Analysis of Colorectal Cancer driven by rare ALK-SLC12A2 Gene Fusion
The patient is a middle-aged female with ulcerative adenocarcinoma of the right colon, partly mucinous, invading the serous layer of the intestinal wall, parenteral lymph node metastasis, bilateral ovarian and uterine wall metastasis, involving the bilateral ureter.
Immunohistochemistry showed that there was no mismatch repair defect of MMR,pMMR.
The genetic test is MSS,TMB4.3Muts/Mb.TP53 C124Wfs*25 9.76% Sox GCN 4.59.
According to the results of the genetic testing company, the MSS, low TMB,TP53 frameshift inactivation mutation. Standard chemotherapy regimen can only be chosen after operation. After recurrence, we can only choose chemotherapy plus Bevacizumab。

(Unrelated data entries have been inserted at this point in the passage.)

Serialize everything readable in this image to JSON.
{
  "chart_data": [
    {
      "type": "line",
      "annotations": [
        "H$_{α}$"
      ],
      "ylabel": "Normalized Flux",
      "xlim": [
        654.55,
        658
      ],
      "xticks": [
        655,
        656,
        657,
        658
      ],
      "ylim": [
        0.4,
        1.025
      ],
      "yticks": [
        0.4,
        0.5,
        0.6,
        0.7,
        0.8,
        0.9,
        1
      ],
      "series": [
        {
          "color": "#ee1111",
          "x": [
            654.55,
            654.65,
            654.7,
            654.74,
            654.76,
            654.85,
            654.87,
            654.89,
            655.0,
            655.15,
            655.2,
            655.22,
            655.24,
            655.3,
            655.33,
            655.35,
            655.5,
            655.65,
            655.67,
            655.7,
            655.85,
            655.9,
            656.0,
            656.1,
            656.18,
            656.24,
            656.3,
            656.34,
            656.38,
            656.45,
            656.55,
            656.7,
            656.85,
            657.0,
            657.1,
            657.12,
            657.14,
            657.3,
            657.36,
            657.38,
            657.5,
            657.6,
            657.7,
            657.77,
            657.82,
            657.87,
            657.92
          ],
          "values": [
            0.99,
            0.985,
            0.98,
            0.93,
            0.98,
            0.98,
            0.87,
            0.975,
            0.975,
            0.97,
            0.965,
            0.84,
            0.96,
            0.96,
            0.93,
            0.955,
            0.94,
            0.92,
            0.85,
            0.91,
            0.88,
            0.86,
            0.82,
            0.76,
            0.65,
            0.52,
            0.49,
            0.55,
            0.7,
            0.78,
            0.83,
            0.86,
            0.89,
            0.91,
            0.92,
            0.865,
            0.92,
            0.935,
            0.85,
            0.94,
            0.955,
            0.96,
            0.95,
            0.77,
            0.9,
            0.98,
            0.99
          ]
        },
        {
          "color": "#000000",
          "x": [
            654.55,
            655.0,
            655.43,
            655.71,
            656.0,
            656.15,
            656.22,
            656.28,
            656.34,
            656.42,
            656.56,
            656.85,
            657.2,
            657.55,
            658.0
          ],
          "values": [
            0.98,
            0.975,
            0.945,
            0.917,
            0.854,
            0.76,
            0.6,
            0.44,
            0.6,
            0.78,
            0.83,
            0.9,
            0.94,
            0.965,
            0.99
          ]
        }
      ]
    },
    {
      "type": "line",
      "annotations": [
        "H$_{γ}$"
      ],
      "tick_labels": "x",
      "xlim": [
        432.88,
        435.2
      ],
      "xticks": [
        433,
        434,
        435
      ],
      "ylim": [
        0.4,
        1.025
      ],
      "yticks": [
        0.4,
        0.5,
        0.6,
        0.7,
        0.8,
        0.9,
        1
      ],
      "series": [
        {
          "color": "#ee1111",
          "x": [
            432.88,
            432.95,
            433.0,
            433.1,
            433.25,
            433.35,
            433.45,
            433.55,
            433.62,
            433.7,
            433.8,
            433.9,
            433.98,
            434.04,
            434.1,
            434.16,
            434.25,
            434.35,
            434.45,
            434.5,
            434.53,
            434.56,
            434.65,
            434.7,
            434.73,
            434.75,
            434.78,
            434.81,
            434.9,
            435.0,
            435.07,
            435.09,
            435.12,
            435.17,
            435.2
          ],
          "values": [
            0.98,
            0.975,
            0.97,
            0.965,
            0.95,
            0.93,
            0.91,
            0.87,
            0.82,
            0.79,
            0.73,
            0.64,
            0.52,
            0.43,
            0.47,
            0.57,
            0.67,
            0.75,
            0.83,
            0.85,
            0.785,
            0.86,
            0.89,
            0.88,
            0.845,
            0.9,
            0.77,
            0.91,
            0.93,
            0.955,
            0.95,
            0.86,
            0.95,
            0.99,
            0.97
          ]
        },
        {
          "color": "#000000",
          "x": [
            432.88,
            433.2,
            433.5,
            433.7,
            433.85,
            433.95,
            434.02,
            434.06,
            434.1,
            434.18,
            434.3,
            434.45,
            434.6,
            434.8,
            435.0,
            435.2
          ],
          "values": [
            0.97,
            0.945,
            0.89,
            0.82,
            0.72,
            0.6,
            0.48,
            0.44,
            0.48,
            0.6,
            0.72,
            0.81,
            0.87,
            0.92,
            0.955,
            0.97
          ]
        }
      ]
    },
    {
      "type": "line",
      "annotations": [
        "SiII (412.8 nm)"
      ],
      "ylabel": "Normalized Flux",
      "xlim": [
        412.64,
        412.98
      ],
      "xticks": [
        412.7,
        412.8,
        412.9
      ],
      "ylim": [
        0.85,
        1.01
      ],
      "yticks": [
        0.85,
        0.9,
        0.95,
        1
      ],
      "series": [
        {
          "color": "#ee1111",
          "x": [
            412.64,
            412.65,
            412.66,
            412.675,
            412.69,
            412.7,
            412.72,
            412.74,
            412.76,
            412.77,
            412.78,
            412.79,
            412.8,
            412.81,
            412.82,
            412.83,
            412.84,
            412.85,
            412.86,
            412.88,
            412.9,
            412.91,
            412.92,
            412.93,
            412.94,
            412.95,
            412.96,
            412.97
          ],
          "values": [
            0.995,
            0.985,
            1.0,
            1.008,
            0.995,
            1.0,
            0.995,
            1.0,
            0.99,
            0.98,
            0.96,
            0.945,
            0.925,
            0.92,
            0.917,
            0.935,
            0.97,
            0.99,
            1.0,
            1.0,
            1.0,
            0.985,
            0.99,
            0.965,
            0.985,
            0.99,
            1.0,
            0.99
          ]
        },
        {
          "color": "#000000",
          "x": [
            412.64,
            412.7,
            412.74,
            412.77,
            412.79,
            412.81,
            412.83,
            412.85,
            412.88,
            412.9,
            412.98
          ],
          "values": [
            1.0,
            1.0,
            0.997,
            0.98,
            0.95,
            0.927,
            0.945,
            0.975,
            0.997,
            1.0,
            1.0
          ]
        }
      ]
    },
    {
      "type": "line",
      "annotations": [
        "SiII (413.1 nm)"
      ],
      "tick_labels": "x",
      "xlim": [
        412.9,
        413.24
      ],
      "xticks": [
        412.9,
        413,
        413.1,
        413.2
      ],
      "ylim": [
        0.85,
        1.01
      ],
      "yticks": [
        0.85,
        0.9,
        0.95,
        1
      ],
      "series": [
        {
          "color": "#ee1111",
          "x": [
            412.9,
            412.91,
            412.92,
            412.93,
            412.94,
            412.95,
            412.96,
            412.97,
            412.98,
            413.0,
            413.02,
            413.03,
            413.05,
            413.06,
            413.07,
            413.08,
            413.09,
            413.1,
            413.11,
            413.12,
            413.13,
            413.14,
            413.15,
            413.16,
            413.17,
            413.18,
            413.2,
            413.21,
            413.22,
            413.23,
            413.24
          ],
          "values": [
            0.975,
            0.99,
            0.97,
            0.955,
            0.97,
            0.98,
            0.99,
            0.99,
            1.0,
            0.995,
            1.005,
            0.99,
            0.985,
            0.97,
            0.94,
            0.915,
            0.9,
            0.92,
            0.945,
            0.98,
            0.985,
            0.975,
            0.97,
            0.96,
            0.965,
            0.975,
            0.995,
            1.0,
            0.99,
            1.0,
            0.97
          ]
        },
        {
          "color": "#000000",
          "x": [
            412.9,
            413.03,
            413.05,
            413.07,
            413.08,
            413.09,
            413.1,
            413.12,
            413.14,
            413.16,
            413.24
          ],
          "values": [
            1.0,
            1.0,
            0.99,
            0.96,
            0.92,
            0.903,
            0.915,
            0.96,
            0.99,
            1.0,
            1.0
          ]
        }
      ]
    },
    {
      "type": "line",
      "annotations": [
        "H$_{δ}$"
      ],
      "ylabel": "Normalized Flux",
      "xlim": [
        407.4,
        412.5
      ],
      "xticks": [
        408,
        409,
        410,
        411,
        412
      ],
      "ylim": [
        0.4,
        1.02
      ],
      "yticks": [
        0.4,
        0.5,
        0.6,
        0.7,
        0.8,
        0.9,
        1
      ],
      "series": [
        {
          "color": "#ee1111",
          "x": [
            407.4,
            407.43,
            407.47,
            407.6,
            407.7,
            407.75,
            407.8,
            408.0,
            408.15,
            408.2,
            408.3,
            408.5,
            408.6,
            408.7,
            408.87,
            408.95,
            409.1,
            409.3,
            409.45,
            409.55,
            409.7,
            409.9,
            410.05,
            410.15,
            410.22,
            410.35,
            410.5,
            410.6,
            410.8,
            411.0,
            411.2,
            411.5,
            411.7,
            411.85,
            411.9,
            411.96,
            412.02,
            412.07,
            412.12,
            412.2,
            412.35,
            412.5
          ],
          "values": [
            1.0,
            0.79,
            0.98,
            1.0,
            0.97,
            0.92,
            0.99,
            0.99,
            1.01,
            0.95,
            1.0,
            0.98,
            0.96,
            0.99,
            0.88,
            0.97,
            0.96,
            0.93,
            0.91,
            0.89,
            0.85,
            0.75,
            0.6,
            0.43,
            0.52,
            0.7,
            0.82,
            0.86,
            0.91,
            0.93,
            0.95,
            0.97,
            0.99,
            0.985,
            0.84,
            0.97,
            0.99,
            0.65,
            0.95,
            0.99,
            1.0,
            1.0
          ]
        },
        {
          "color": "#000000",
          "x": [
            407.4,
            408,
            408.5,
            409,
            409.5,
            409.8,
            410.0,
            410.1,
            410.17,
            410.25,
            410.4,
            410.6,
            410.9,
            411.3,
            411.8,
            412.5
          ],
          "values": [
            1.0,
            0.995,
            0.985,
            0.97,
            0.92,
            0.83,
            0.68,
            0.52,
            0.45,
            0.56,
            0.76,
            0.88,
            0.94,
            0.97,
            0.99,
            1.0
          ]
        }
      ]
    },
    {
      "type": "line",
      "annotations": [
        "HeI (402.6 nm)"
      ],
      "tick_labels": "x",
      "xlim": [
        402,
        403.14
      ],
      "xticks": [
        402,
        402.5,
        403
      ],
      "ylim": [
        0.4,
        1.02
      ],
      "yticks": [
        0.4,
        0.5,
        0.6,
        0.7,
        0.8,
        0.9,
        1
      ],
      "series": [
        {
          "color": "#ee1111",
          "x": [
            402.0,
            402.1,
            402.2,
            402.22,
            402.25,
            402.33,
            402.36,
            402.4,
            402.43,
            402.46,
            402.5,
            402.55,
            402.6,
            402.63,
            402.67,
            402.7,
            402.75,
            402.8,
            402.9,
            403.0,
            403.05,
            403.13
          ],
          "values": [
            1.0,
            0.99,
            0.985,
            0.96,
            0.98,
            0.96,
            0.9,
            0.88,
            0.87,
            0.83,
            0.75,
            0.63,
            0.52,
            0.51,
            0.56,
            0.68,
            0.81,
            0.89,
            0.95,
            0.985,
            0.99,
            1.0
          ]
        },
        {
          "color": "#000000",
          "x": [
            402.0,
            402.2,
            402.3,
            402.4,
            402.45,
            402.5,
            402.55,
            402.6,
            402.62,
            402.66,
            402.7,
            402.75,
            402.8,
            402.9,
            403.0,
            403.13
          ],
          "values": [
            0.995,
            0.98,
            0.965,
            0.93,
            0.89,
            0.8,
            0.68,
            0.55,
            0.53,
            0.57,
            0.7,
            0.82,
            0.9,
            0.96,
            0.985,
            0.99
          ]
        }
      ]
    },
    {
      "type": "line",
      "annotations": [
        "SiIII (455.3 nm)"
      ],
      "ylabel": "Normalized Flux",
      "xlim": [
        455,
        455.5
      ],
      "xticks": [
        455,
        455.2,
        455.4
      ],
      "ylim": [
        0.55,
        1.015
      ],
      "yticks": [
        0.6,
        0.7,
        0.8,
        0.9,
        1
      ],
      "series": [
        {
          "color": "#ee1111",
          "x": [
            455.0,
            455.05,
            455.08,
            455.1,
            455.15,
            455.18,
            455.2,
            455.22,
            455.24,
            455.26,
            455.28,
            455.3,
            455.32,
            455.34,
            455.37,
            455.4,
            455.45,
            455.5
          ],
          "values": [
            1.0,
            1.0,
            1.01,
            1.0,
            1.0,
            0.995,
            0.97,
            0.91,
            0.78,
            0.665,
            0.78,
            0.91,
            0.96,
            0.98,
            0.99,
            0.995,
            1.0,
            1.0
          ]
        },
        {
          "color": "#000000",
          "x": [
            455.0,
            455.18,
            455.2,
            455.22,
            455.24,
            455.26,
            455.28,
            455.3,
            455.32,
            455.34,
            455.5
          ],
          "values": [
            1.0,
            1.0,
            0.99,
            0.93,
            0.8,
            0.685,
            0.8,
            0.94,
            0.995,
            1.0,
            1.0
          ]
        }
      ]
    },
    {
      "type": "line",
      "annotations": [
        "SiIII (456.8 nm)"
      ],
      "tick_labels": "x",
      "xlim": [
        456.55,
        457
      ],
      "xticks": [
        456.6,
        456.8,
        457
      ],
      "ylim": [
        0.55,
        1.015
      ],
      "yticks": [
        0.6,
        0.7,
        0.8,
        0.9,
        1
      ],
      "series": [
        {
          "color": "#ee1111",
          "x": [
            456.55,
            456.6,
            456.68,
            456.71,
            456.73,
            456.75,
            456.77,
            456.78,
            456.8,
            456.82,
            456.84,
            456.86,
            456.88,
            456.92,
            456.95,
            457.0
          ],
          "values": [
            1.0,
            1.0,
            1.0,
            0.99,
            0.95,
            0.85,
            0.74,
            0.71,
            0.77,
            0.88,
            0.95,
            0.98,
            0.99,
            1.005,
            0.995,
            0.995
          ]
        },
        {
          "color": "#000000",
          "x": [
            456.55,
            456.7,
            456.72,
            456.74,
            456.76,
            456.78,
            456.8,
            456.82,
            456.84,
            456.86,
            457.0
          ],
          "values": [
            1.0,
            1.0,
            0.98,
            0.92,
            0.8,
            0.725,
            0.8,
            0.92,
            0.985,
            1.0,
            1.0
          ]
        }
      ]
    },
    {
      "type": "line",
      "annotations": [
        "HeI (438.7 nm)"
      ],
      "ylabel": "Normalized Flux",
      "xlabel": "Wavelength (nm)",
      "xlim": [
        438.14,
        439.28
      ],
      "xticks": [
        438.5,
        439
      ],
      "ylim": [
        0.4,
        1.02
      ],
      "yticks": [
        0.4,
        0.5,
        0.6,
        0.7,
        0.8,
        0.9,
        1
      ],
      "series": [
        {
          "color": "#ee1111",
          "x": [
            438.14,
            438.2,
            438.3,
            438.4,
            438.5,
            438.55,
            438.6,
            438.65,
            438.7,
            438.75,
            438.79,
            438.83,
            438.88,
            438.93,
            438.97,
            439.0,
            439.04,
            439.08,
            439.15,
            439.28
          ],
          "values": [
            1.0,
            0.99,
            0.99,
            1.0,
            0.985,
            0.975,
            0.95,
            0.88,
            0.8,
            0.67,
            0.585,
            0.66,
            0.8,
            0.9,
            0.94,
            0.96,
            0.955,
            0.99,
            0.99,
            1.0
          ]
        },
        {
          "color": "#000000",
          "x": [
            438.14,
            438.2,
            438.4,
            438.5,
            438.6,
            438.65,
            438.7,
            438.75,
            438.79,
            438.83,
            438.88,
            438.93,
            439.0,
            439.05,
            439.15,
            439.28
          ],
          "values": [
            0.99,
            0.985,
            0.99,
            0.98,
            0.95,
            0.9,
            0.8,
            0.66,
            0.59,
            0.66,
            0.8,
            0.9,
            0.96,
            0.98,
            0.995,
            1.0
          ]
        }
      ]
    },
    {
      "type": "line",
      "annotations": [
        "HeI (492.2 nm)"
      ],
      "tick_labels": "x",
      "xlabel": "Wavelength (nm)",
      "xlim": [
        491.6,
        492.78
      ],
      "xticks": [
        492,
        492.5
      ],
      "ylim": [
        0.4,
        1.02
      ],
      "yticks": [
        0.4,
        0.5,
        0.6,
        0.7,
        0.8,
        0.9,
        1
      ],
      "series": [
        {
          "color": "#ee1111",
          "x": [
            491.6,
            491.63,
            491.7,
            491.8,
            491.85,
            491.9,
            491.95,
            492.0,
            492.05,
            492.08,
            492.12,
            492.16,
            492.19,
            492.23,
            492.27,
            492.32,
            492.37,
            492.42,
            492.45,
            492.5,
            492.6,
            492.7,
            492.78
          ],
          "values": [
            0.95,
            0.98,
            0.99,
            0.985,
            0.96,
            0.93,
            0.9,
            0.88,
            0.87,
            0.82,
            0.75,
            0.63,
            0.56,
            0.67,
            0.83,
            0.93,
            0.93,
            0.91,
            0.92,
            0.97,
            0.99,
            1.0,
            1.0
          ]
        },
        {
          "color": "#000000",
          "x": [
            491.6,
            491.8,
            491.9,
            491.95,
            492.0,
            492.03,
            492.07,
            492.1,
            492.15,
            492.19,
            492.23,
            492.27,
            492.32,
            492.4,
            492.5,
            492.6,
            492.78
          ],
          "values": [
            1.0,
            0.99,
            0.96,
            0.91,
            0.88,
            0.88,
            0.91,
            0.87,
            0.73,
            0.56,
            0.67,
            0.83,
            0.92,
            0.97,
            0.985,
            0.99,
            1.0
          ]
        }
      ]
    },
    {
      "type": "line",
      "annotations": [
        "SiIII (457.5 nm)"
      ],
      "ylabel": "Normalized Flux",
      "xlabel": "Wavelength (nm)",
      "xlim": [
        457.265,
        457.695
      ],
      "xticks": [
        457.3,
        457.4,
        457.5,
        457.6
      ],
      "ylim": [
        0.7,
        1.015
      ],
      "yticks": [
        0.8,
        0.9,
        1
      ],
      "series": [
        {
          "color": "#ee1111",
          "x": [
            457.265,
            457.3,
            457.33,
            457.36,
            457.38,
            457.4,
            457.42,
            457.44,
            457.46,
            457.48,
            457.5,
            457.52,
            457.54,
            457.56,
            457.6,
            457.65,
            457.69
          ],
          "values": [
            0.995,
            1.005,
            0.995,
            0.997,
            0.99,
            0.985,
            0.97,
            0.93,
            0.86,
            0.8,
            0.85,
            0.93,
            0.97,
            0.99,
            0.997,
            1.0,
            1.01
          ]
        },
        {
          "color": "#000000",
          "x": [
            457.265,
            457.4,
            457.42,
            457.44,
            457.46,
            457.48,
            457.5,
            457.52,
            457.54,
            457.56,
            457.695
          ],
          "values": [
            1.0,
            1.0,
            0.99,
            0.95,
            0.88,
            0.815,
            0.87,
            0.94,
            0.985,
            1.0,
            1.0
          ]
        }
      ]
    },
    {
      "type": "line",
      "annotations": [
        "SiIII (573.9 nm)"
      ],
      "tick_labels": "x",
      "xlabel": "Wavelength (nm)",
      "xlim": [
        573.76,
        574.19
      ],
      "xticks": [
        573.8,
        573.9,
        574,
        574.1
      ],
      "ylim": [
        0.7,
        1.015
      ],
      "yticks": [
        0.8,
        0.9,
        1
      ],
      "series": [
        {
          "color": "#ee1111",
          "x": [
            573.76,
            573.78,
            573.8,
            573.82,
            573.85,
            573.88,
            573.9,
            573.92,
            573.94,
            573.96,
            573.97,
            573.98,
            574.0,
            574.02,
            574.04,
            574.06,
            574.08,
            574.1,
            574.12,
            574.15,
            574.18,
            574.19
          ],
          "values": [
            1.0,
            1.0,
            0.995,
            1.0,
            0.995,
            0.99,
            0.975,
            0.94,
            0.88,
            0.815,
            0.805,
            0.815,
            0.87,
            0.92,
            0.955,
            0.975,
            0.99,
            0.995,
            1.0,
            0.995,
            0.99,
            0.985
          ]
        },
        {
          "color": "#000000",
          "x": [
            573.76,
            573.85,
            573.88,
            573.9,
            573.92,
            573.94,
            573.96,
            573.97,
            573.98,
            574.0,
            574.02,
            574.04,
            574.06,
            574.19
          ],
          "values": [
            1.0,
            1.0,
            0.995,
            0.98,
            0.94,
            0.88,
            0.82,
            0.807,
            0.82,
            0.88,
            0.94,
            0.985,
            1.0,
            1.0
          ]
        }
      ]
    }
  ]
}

So can we find useful information in a bunch of unknown genetic mutations? If you look carefully, there is indeed.
Among the many gene mutations, we lock on the fusion of SLC12A2-ALK gene. This is a rare new companion gene that is not recorded in the COSMIC database.
After querying the original data, it was found that the ALK fusion retained exon 20-29 of ALK, while the functional region of ALK gene and the bases encoding kinase active domain were downstream of exon 19, so it can be concluded that this ALK fusion is a pathogenic driving mutation.
ALK was first found in a subtype of anaplastic large cell lymphoma ((ALCL)), so it was named anaplastic lymphoma kinase (anaplastic lymphoma kinase,ALK). Subsequently, before the discovery of ALK gene rearrangement in non-small cell lung cancer, multiple types of ALK gene rearrangement were found in diffuse large B-cell lymphoma and inflammatory myofibroblastoma (IMT), which proved that ALK is a strong carcinogenic driver gene.
The incidence of ALK gene fusion in colorectal cancer ranges from 0.2% to 2.4%. Like ROS1/NTRK fusion, ALK gene fusion is a poor prognostic factor for colorectal cancer. Patients with ALK fusion have shorter OS. Compared with ALK wild type, OS was 15.6months vs33.7 months. (JNCI J Natl Cancer Inst (2017) 109 (12): ).
It has been reported that positive IHC ALK is a marker to predict whether Crizotinib is effective or not. NGS showed that when ALK was fused with IHC ALK (-), Crizotinib was not effective. Therefore, it is recommended to make an expression of IHC ALK protein.
The patient needs adjuvant treatment after operation. Whether it is possible to adopt the strategy of targeted maintenance after surgery in colorectal cancer has no data, and there is also a lack of large sample research. With reference to the maintenance strategy of lung cancer targeting drugs, colorectal cancer driven by ALK fusion should also be preferred to be maintained with alk inhibitors.
We also look forward to the corresponding clinical research.